IBG recently demolished the Noisy Oyster Restaurant on the property and may build condominiums or town homes at the site, along with a new marina facility including a swimming pool and other amenities.

“We don’t want to be just another marina in Charleston. We want to be the best appointed, the most unique and certainly the most responsible,” Grayson said. “I think it’s our intent right now that we would file for a permit to allow live-aboards. But we’d like to educate our users on how to be responsible in the waterways. The live-aboards that were here in the past made it a very different environment. We had a lot of boaters that were not insured and boats that didn’t run and were in fact an environmental hazard.”

Andonia McKinney, who lives at Mariner’s Cay and will have to move soon because of the “no live-aboards” rule, said there are two issues boaters are dealing with in the area: the dockominium trend and the availability of live-aboard slips.

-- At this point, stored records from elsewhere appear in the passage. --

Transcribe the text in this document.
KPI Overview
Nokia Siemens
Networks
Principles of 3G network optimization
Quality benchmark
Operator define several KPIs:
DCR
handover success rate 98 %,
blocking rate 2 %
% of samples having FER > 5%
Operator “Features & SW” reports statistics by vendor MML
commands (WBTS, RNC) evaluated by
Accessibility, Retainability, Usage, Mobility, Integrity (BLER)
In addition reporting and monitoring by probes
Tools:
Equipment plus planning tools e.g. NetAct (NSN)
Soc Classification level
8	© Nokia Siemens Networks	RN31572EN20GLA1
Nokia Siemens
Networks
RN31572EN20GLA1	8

McKinney, who is also a homeowner but wanted to live aboard a boat while she is writing a book about the live-aboard lifestyle, said the live-aboard boaters she met at Mariner’s Cay when she moved there three years ago were mostly professionals.

“They were all amazing interesting people,” McKinney said. “There was an engineer from England, a psychiatric nurse, another educator teaching in the public school system, an attorney and an architect. It was a very close-knit community. All that community has gone.”

McKinney said she believes compliance with rules and regulations are a good idea and helps set high standards for safety and aesthetics in communities, but she feels Mariner’s Cay is making a mistake by not allowing live-aboards. McKinney also fears that the dockominium trend will price middle-class boaters out of the boating lifestyle.

“With the mandate of purchase, then those people in the middle income bracket can’t afford to pay $100,000-plus dollars for a slip to keep their small boat in, so they are not allowed to have access to the water, which I think is supposed to be public,” McKinney said. “And in Charleston, South Carolina, I think that is a terrible thing. This, after all, is a port city.”